O músico Tiago Soares Silva, que costuma se apresentar em restaurantes, fez sérias acusações contra o Coco Bambu, se referindo à uma de suas unidades de São Paulo. Segundo ele, em vídeo publicado em suas redes sociais, o couvert artístico cobrado dos clientes não é repassado para os artistas que se apresentam no local e fica para o estabelecimento. O cantor teria sido dispensado após questionar a política de pagamentos.
“Só porque eu questionei se poderiam pelo menos deixar o músico escolher o prato que iria comer, disseram que não. Eles escolhem o prato que a gente tem que comer. E, para piorar, um suco de morango que eu pedi disseram que o músico teria que pagar. Olha que vergonha. Provavelmente eu não cantarei mais aqui, porque, depois de falar isso, eles me cortaram.

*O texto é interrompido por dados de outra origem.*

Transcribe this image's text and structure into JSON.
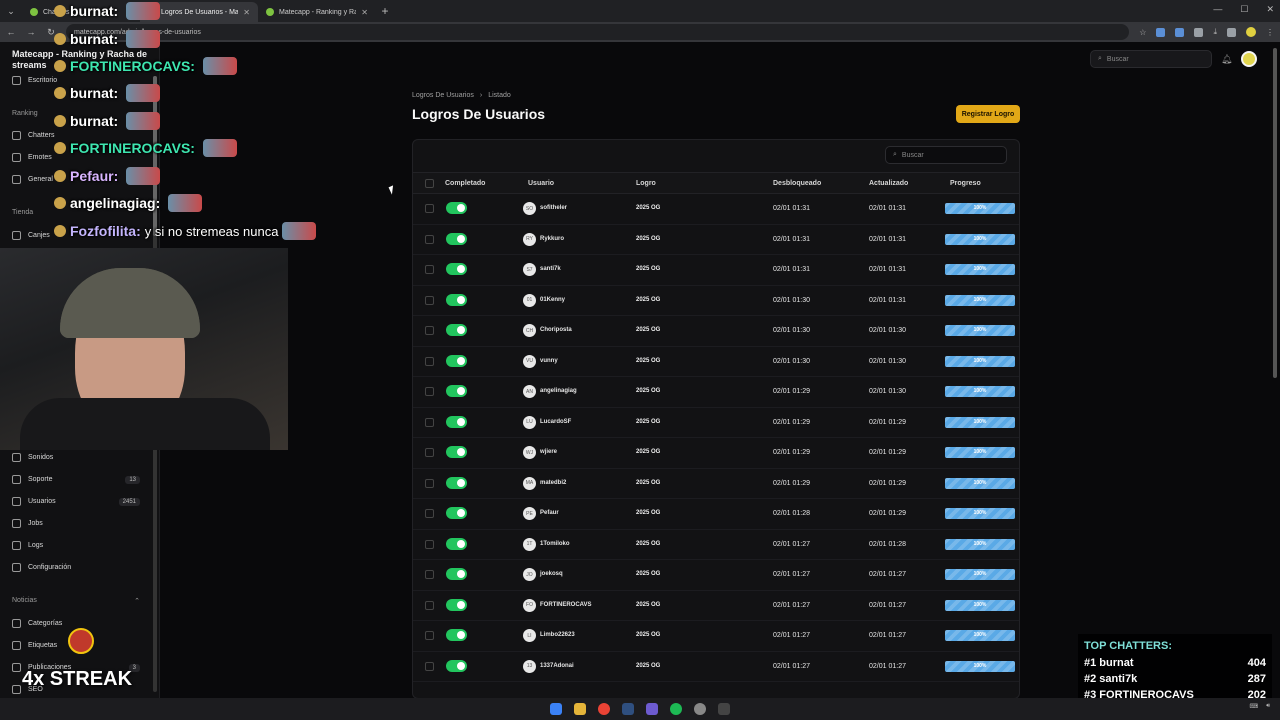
{
  "browser": {
    "tabs": [
      {
        "label": "Chatters",
        "active": false
      },
      {
        "label": "Logros De Usuarios - Matecapp",
        "active": true
      },
      {
        "label": "Matecapp - Ranking y Racha de",
        "active": false
      }
    ],
    "url": "matecapp.com/admin/logros-de-usuarios",
    "new_tab": "+"
  },
  "sidebar": {
    "brand": "Matecapp - Ranking y Racha de streams",
    "items_top": [
      {
        "label": "Escritorio"
      },
      {
        "label": "Chatters"
      },
      {
        "label": "Emotes"
      },
      {
        "label": "General"
      },
      {
        "label": "Canjes"
      }
    ],
    "groups": {
      "ranking": "Ranking",
      "tienda": "Tienda",
      "noticias": "Noticias"
    },
    "items_bottom": [
      {
        "label": "Sonidos",
        "count": ""
      },
      {
        "label": "Soporte",
        "count": "13"
      },
      {
        "label": "Usuarios",
        "count": "2451"
      },
      {
        "label": "Jobs",
        "count": ""
      },
      {
        "label": "Logs",
        "count": ""
      },
      {
        "label": "Configuración",
        "count": ""
      }
    ],
    "items_news": [
      {
        "label": "Categorías",
        "count": ""
      },
      {
        "label": "Etiquetas",
        "count": ""
      },
      {
        "label": "Publicaciones",
        "count": "3"
      },
      {
        "label": "SEO",
        "count": ""
      }
    ]
  },
  "header": {
    "search_placeholder": "Buscar"
  },
  "page": {
    "breadcrumb": [
      "Logros De Usuarios",
      "Listado"
    ],
    "breadcrumb_sep": "›",
    "title": "Logros De Usuarios",
    "primary_button": "Registrar Logro",
    "table_search_placeholder": "Buscar"
  },
  "table": {
    "columns": [
      "Completado",
      "Usuario",
      "Logro",
      "Desbloqueado",
      "Actualizado",
      "Progreso"
    ],
    "rows": [
      {
        "user": "sofitheler",
        "initials": "SO",
        "logro": "2025 OG",
        "unlocked": "02/01 01:31",
        "updated": "02/01 01:31",
        "progress": "100%"
      },
      {
        "user": "Rykkuro",
        "initials": "RY",
        "logro": "2025 OG",
        "unlocked": "02/01 01:31",
        "updated": "02/01 01:31",
        "progress": "100%"
      },
      {
        "user": "santi7k",
        "initials": "S7",
        "logro": "2025 OG",
        "unlocked": "02/01 01:31",
        "updated": "02/01 01:31",
        "progress": "100%"
      },
      {
        "user": "01Kenny",
        "initials": "01",
        "logro": "2025 OG",
        "unlocked": "02/01 01:30",
        "updated": "02/01 01:31",
        "progress": "100%"
      },
      {
        "user": "Choriposta",
        "initials": "CH",
        "logro": "2025 OG",
        "unlocked": "02/01 01:30",
        "updated": "02/01 01:30",
        "progress": "100%"
      },
      {
        "user": "vunny",
        "initials": "VU",
        "logro": "2025 OG",
        "unlocked": "02/01 01:30",
        "updated": "02/01 01:30",
        "progress": "100%"
      },
      {
        "user": "angelinagiag",
        "initials": "AN",
        "logro": "2025 OG",
        "unlocked": "02/01 01:29",
        "updated": "02/01 01:30",
        "progress": "100%"
      },
      {
        "user": "LucardoSF",
        "initials": "LU",
        "logro": "2025 OG",
        "unlocked": "02/01 01:29",
        "updated": "02/01 01:29",
        "progress": "100%"
      },
      {
        "user": "wjiere",
        "initials": "WJ",
        "logro": "2025 OG",
        "unlocked": "02/01 01:29",
        "updated": "02/01 01:29",
        "progress": "100%"
      },
      {
        "user": "matedbi2",
        "initials": "MA",
        "logro": "2025 OG",
        "unlocked": "02/01 01:29",
        "updated": "02/01 01:29",
        "progress": "100%"
      },
      {
        "user": "Pefaur",
        "initials": "PE",
        "logro": "2025 OG",
        "unlocked": "02/01 01:28",
        "updated": "02/01 01:29",
        "progress": "100%"
      },
      {
        "user": "1Tomiloko",
        "initials": "1T",
        "logro": "2025 OG",
        "unlocked": "02/01 01:27",
        "updated": "02/01 01:28",
        "progress": "100%"
      },
      {
        "user": "joekosq",
        "initials": "JO",
        "logro": "2025 OG",
        "unlocked": "02/01 01:27",
        "updated": "02/01 01:27",
        "progress": "100%"
      },
      {
        "user": "FORTINEROCAVS",
        "initials": "FO",
        "logro": "2025 OG",
        "unlocked": "02/01 01:27",
        "updated": "02/01 01:27",
        "progress": "100%"
      },
      {
        "user": "Limbo22623",
        "initials": "LI",
        "logro": "2025 OG",
        "unlocked": "02/01 01:27",
        "updated": "02/01 01:27",
        "progress": "100%"
      },
      {
        "user": "1337Adonai",
        "initials": "13",
        "logro": "2025 OG",
        "unlocked": "02/01 01:27",
        "updated": "02/01 01:27",
        "progress": "100%"
      }
    ]
  },
  "overlay": {
    "chat": [
      {
        "user": "burnat:",
        "msg": "",
        "color": "#ffffff"
      },
      {
        "user": "burnat:",
        "msg": "",
        "color": "#ffffff"
      },
      {
        "user": "FORTINEROCAVS:",
        "msg": "",
        "color": "#3ee6b0"
      },
      {
        "user": "burnat:",
        "msg": "",
        "color": "#ffffff"
      },
      {
        "user": "burnat:",
        "msg": "",
        "color": "#ffffff"
      },
      {
        "user": "FORTINEROCAVS:",
        "msg": "",
        "color": "#3ee6b0"
      },
      {
        "user": "Pefaur:",
        "msg": "",
        "color": "#d8b4fe"
      },
      {
        "user": "angelinagiag:",
        "msg": "",
        "color": "#ffffff"
      },
      {
        "user": "Fozfofilita:",
        "msg": "y si no stremeas nunca",
        "color": "#c4b5fd"
      }
    ],
    "streak": "4x STREAK",
    "top_chatters": {
      "title": "TOP CHATTERS:",
      "rows": [
        {
          "rank": "#1 burnat",
          "value": "404"
        },
        {
          "rank": "#2 santi7k",
          "value": "287"
        },
        {
          "rank": "#3 FORTINEROCAVS",
          "value": "202"
        }
      ]
    }
  },
  "colors": {
    "accent": "#e2a817",
    "toggle_on": "#22c55e",
    "progress": "#5aa9e6"
  }
}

Eu era fixo aos sábados”, explicou.
Thiago pediu ajuda aos seguidores para compartilhar o vídeo. “Vamos acabar com a criminalidade dos contratantes corruptos”, incentivou o músico.
Não repassar o valor do couvert artístico ao artista pode configurar crime em certas circunstâncias, dependendo do contexto e da legislação aplicável. No Brasil, o não repasse do couvert artístico pode ser considerado como uma violação contratual ou até um ato de apropriação indébita, que é crime previsto no artigo 168 do Código Penal, quando alguém se apropria de um valor ou bem que deveria ser destinado a outra pessoa.